ANALYSIS AND PROCESSING OF RECEIVED SIGNALS IN BOREHOLES

Abstract

This study is a part of a project to develop a borehole sonar for acoustic imaging of the geological structure of the rock formation near to a deviated or horizontal borehole performed while drilling. The purpose of the sonar is to provide a direct measure of the distance and the direction to bed boundaries parallel to the borehole. This paper gives a theoretical analysis of the effect of the borehole and the drillstring on the received response on sensors positioned on the drillstring and proposes a method for processing the received signal to enable the determination of the direction of an incoming plane wave and time of arrival. In the first part of this paper, the response at any position in a fluid filled borehole is determined for an incoming plane P-wave.

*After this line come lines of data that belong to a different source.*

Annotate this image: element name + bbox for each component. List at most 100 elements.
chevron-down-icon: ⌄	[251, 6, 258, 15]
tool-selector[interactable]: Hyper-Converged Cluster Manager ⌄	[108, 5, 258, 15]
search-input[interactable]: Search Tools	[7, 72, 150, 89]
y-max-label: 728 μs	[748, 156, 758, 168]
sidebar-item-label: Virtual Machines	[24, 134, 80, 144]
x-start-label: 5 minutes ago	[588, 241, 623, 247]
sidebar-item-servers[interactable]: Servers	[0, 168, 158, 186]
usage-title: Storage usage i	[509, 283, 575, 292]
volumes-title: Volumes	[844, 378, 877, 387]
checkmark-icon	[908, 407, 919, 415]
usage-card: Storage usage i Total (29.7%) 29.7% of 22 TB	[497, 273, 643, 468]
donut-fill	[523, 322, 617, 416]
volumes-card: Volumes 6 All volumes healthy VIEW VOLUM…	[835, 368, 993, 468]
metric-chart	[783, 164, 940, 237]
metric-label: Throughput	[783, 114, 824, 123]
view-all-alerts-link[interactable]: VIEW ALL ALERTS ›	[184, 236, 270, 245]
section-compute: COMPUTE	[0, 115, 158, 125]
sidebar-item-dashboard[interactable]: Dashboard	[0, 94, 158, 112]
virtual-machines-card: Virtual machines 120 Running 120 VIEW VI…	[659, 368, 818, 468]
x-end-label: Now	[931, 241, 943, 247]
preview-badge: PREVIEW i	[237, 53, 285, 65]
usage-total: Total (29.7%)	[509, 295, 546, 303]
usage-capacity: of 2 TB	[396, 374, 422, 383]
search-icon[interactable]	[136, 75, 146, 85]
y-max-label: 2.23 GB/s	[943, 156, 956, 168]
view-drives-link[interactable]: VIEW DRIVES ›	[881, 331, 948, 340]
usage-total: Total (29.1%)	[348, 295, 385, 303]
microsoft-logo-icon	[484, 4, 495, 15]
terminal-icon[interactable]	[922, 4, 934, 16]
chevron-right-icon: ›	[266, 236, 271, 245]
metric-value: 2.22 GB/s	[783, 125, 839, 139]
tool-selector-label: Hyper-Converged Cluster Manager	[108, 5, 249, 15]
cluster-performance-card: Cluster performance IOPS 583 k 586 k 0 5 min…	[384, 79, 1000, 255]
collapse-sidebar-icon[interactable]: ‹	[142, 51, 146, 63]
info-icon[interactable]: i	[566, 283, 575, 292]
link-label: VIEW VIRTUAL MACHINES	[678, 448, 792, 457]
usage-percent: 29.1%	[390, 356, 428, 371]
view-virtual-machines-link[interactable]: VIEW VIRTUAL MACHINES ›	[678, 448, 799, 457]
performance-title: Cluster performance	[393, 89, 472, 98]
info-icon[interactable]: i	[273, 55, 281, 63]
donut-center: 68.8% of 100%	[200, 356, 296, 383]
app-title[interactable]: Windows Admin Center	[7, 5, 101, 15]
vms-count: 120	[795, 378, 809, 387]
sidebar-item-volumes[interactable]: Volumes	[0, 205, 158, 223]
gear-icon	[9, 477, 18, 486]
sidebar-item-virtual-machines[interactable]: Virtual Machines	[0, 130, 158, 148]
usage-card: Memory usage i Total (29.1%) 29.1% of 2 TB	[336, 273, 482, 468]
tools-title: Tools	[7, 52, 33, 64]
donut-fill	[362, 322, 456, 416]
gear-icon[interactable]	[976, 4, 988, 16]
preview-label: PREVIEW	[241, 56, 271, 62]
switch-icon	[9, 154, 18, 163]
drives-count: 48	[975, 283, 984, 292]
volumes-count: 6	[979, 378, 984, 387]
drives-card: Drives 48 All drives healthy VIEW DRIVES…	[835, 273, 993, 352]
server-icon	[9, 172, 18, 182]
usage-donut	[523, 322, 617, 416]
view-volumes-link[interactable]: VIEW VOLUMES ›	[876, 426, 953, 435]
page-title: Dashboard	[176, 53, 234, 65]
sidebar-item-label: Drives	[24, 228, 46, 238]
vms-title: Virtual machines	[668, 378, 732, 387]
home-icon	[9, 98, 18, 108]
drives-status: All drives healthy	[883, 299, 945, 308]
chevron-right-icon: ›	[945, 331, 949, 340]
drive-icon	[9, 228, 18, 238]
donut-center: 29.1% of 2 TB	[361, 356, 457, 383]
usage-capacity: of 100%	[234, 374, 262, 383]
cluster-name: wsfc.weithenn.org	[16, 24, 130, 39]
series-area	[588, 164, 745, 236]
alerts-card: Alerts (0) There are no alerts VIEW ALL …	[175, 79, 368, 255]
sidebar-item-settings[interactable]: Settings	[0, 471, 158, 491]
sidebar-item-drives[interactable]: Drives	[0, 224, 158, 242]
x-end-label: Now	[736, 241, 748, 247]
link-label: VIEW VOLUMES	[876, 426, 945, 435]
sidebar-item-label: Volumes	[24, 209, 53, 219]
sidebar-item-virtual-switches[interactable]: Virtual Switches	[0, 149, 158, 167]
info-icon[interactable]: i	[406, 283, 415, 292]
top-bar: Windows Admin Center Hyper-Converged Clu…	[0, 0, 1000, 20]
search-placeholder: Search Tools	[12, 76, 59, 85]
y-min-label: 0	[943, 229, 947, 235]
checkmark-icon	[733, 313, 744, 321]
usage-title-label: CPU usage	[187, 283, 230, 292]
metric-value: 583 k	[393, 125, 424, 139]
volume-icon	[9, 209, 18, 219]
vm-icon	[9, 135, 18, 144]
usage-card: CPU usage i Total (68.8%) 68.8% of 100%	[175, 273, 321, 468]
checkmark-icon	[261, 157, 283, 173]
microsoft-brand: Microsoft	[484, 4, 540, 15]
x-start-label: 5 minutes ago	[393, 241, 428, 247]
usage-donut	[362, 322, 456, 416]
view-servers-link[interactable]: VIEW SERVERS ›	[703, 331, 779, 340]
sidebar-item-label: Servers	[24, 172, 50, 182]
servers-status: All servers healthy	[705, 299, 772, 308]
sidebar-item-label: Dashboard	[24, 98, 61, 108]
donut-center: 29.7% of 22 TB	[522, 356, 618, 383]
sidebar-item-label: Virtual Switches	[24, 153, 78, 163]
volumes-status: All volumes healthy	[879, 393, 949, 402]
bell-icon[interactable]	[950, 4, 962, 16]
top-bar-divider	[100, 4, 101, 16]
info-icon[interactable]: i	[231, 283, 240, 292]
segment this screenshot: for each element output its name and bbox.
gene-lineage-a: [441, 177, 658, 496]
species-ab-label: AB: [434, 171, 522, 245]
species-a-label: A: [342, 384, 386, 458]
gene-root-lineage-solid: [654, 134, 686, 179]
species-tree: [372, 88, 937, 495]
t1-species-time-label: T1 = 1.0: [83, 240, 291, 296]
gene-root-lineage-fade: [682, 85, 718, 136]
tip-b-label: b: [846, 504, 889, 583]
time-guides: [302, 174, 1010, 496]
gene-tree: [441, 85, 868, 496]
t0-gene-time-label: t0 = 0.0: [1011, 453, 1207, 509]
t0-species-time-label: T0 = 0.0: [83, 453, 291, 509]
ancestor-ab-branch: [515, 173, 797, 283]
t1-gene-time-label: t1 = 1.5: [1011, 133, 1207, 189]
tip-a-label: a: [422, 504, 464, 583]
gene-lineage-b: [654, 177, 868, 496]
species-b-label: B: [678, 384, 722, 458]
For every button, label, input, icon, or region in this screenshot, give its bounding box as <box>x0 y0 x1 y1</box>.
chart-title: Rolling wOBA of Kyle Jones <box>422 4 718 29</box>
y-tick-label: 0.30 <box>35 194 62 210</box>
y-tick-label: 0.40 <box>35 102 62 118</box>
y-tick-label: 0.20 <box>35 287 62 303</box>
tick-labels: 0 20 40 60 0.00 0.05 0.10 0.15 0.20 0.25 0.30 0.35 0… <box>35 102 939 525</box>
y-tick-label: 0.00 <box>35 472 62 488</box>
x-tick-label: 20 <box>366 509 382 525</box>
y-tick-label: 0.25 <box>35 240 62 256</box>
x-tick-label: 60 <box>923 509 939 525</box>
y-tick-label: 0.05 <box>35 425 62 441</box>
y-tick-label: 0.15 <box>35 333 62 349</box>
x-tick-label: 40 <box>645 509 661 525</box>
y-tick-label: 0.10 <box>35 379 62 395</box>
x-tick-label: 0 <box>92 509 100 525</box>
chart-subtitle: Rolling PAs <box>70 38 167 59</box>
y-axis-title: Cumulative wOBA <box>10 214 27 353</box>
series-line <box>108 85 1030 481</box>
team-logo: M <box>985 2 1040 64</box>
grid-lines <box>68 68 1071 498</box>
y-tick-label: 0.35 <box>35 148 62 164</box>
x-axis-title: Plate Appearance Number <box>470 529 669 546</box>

It is shown that the response is quite complicated and consists of several vibrating modes with resonance structure. Secondly, the paper presents how the received signals can be decomposed and the individual modes can be resolved by utilizing the orthogonal properties of the mode functions. The individual mode functions are resolved by performing a spatial Fourier transform of the sensor signals. A requirement is that the sensors are uniformly distributed around the circumference of the drillstring and that the number of sensors is at least two times the number of significant modes. It is demonstrated that the spatial and temporal characteristics of the resolved modes can then be exploited to determine the time of arrival and the angle of direction of the incoming reflected waves.